Politieke partijen bemoeien zich ook steeds intensiever
met de sociaal-economische problemen en laten zich
steeds meer in met details van het
ondernemingsgebeuren (initiatiefwetsvoorstel aftopping
prijscompensatie).
Vakbonden hebben hun onderhandelingsterrein
aanzienlijk uitgebreid. Naast de oorspronkelijke
materiële eisen, zoals loon, komen steeds meer
immateriële zaken op de voorgrond.
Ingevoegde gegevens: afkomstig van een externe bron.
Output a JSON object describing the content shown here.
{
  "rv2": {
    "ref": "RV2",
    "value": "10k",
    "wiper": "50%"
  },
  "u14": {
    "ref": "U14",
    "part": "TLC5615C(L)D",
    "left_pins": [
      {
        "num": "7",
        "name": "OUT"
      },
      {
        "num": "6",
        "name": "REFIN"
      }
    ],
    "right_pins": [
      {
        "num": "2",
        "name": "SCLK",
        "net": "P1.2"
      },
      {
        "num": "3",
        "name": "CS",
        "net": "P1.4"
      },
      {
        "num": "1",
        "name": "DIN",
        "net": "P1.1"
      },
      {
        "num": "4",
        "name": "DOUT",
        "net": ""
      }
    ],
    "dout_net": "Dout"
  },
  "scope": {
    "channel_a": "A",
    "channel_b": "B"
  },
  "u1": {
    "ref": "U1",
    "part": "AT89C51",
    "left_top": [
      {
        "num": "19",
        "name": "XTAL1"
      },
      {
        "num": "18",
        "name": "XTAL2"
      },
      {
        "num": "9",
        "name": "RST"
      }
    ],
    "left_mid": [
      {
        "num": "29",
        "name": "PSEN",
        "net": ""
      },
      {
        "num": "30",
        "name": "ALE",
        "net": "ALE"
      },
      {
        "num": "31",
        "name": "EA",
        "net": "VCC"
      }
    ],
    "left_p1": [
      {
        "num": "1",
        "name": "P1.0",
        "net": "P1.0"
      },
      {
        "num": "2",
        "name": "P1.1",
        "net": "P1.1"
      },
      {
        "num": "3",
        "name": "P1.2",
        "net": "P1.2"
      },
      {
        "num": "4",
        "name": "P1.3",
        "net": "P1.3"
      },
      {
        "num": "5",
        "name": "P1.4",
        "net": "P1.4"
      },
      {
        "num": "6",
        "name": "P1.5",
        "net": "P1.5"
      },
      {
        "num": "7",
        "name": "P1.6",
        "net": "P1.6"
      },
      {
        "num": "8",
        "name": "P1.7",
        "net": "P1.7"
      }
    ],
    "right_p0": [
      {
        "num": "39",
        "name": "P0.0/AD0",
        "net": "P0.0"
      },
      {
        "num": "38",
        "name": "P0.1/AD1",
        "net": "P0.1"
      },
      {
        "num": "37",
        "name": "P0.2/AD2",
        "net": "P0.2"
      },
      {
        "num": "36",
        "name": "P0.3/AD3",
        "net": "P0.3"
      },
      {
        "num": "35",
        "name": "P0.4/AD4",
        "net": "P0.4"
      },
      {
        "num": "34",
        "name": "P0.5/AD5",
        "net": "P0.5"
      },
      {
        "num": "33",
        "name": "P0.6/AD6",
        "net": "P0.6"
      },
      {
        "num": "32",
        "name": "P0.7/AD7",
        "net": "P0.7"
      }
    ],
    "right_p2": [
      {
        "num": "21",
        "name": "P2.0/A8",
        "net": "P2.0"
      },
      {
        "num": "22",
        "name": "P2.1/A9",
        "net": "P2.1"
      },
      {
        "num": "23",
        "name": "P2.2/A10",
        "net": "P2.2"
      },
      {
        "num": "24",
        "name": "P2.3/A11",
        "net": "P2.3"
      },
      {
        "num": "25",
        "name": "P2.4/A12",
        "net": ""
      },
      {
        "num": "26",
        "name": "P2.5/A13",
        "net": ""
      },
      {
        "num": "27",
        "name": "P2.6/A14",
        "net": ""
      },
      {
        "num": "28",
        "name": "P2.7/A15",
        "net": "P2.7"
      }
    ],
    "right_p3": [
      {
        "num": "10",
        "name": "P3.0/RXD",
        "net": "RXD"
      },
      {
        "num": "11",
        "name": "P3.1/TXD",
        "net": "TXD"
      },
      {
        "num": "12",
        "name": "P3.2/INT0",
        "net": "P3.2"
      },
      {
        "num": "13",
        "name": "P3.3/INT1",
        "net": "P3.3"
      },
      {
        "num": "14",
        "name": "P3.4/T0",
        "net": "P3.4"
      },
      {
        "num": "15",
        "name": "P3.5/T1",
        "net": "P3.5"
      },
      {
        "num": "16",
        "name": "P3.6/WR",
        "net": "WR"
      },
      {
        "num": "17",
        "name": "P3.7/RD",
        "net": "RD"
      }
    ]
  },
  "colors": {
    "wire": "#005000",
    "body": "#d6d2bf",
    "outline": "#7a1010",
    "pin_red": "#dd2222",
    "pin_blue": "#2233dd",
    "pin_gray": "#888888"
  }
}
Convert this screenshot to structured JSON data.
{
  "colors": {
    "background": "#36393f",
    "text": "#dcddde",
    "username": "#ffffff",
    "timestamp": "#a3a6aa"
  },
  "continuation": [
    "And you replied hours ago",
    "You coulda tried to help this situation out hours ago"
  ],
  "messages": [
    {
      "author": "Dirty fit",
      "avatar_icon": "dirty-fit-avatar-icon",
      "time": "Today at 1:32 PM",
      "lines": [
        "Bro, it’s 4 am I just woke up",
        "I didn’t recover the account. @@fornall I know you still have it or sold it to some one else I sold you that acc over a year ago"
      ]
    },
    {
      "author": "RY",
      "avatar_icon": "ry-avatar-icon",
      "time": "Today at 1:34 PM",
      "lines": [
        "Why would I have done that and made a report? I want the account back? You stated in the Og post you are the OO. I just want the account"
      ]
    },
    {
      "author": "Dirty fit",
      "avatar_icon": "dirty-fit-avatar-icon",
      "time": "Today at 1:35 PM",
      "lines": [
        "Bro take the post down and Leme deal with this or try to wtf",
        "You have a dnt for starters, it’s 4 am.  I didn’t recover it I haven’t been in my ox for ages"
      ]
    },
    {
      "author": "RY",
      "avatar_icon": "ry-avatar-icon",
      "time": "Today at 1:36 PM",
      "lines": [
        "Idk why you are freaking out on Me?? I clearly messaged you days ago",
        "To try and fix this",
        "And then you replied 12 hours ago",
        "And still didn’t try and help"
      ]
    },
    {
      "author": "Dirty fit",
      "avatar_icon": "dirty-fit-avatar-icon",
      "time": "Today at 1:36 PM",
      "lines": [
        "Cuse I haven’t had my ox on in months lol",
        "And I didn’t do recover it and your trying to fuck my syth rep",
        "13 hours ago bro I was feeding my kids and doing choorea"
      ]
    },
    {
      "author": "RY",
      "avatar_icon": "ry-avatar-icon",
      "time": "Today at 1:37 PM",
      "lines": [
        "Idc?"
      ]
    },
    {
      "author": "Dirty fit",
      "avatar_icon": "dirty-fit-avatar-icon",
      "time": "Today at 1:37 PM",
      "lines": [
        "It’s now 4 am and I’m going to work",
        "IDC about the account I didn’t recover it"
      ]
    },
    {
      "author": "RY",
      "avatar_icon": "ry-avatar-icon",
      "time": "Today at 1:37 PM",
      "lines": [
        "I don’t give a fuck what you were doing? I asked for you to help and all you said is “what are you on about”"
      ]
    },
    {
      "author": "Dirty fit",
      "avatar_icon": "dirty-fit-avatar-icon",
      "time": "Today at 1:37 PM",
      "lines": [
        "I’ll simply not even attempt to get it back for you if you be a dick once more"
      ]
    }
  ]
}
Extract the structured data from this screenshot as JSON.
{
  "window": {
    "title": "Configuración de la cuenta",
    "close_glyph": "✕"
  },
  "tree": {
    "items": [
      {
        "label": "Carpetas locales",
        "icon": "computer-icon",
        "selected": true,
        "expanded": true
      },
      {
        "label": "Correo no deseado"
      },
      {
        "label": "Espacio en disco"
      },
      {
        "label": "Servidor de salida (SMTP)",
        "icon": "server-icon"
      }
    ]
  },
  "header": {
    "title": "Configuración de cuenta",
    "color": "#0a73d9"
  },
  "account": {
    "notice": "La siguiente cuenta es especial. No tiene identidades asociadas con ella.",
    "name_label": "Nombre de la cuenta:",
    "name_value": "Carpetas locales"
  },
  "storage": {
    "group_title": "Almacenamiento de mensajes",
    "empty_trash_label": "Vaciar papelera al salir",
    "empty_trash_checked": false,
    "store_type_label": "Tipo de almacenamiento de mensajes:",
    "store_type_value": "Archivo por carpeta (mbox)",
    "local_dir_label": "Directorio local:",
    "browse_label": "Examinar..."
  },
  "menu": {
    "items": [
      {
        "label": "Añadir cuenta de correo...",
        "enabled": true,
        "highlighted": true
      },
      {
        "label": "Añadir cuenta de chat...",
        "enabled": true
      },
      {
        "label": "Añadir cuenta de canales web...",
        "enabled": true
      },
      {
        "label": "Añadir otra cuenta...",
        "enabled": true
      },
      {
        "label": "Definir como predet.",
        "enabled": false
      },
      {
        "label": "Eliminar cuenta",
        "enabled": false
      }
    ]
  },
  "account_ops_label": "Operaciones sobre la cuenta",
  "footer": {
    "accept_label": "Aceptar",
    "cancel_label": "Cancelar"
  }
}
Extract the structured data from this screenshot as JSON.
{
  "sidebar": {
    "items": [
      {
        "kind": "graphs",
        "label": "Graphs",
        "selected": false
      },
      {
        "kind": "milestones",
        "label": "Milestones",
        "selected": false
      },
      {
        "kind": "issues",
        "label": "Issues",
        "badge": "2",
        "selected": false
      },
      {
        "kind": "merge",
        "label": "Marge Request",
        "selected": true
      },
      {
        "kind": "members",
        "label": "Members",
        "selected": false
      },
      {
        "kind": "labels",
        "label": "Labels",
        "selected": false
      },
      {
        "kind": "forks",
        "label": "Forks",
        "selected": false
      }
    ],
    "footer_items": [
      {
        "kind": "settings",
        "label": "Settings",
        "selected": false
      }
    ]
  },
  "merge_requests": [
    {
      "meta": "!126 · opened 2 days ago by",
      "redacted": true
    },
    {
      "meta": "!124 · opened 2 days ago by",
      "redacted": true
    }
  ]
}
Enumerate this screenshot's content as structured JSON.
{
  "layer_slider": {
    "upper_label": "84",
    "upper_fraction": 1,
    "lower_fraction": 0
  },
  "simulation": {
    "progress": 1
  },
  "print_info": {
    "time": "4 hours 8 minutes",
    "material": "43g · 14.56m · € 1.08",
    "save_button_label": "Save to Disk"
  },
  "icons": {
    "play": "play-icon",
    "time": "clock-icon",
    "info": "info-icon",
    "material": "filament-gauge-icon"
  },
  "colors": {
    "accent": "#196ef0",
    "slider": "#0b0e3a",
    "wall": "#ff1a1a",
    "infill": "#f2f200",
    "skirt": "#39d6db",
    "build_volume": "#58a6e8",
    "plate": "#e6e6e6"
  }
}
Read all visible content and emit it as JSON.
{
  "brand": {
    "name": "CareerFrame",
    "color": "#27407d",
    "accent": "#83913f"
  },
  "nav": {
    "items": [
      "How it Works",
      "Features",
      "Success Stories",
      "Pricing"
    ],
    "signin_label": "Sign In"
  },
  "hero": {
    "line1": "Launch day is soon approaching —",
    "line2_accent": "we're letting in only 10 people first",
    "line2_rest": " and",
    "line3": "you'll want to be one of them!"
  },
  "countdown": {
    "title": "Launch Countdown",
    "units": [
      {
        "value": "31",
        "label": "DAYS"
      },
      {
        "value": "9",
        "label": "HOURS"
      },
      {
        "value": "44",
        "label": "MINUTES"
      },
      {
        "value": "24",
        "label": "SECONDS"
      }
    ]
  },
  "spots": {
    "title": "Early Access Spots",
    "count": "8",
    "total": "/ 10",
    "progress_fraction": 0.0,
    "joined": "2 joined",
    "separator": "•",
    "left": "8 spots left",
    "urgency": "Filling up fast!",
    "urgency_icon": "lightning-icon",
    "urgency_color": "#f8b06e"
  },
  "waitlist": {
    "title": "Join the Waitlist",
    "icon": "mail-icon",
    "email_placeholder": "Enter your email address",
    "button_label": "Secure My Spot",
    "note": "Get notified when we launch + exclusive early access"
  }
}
Gezondheid,
veiligheid van de werknemer en de
arbeidsplaatsen-overeenkomsten zijn daar voorbeelden
van.
In de toekomst kunnen we erop rekenen, dat ook andere
belangenorganisaties, zoals consumentenbonden en
actiegroepen, zich krachtiger gaan opstellen.
Alle genoemde groeperingen weten een goed gebruik te
maken van de publieke opinie, waarbij media als pers, tv
en radio optimaal aangewend worden.
De vraag is nu hoe de onderneming zich moet opstellen
tegenover deze verlangens tot vermaatschappelijking.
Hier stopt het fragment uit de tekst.